Marivaldo diz que denunciou o flagrante de um funcionário público do município e suplente de vereador que, atualmente, seria responsável por cuidar de uma das quadras. Segundo o emedebista, em vídeos que viralizaram nas redes sociais, o servidor foi filmado mantendo relações sexuais no vestiário da quadra em que trabalha. “É inadimissível que o espaço público seja utilizado como motel”, protestou Marivaldo.
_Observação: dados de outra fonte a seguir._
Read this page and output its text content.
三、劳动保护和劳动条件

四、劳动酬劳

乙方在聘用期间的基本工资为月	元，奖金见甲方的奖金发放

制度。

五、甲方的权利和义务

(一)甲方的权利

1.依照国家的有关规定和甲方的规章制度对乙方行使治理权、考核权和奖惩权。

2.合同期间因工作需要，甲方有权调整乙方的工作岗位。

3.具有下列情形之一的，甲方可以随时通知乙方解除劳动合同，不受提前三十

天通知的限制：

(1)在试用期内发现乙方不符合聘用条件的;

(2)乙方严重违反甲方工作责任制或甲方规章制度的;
No seu texto, Marivaldo relata ter recebido mensagens de dezenas de cidadãos denunciando o fato. Ainda cobrou providências do vice-prefeito Joãozinho Lopes (PSB), responsável pelo setor de esportes, a respeito. “Exigimos saber qual é a providência que será tomada pelo Poder Executivo e pela Secretaria de Esportes após esse desrespeito com a comunidade”, cobrou Marivaldo.
O que diz a prefeitura
Em nota, a Prefeitura afirma que, tão logo tomou conhecimento do ocorrido, em 20 de abril, revogou imediatamente a permissão de uso do bem público pela empresa responsável. “Cumpre esclarecer que o cidadão envolvido jamais foi funcionário ou servidor público municipal, sendo apenas responsável pela empresa que detinha a permissão de uso do local desde 2019, e que até então não havia qualquer denúncia ou reclamação com relação ao cumprimento da permissão”, acrescenta.
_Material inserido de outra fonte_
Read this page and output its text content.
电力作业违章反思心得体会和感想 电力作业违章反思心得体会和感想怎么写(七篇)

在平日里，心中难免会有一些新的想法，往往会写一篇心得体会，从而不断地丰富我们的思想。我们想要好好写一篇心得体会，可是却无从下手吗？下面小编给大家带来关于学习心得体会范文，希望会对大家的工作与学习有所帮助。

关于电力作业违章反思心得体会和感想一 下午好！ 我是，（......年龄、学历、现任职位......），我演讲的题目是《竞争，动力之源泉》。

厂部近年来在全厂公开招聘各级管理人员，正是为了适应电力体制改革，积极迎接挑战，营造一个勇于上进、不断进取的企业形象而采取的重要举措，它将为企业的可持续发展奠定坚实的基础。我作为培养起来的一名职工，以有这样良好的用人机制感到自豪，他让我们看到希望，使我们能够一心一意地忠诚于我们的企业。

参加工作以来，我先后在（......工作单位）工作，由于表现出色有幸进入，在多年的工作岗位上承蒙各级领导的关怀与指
A prefeitura acrescenta, ainda, que embora o vereador Marivaldo tenha solicitado em seu texto informações para o “secretário de Esportes”, Igrejinha não possui a pasta, mas, sim, um departamento. Acrescenta que, na reunião ordinária da Câmara, realizada em 20 de abril, já havia sido mencionada a revogação da permissão, “causando estranheza, portanto, o conteúdo jornalístico divulgado, uma vez que já revogada a permissão de uso, e esclarecidos todos os pontos questionados na própria reunião ordinária”.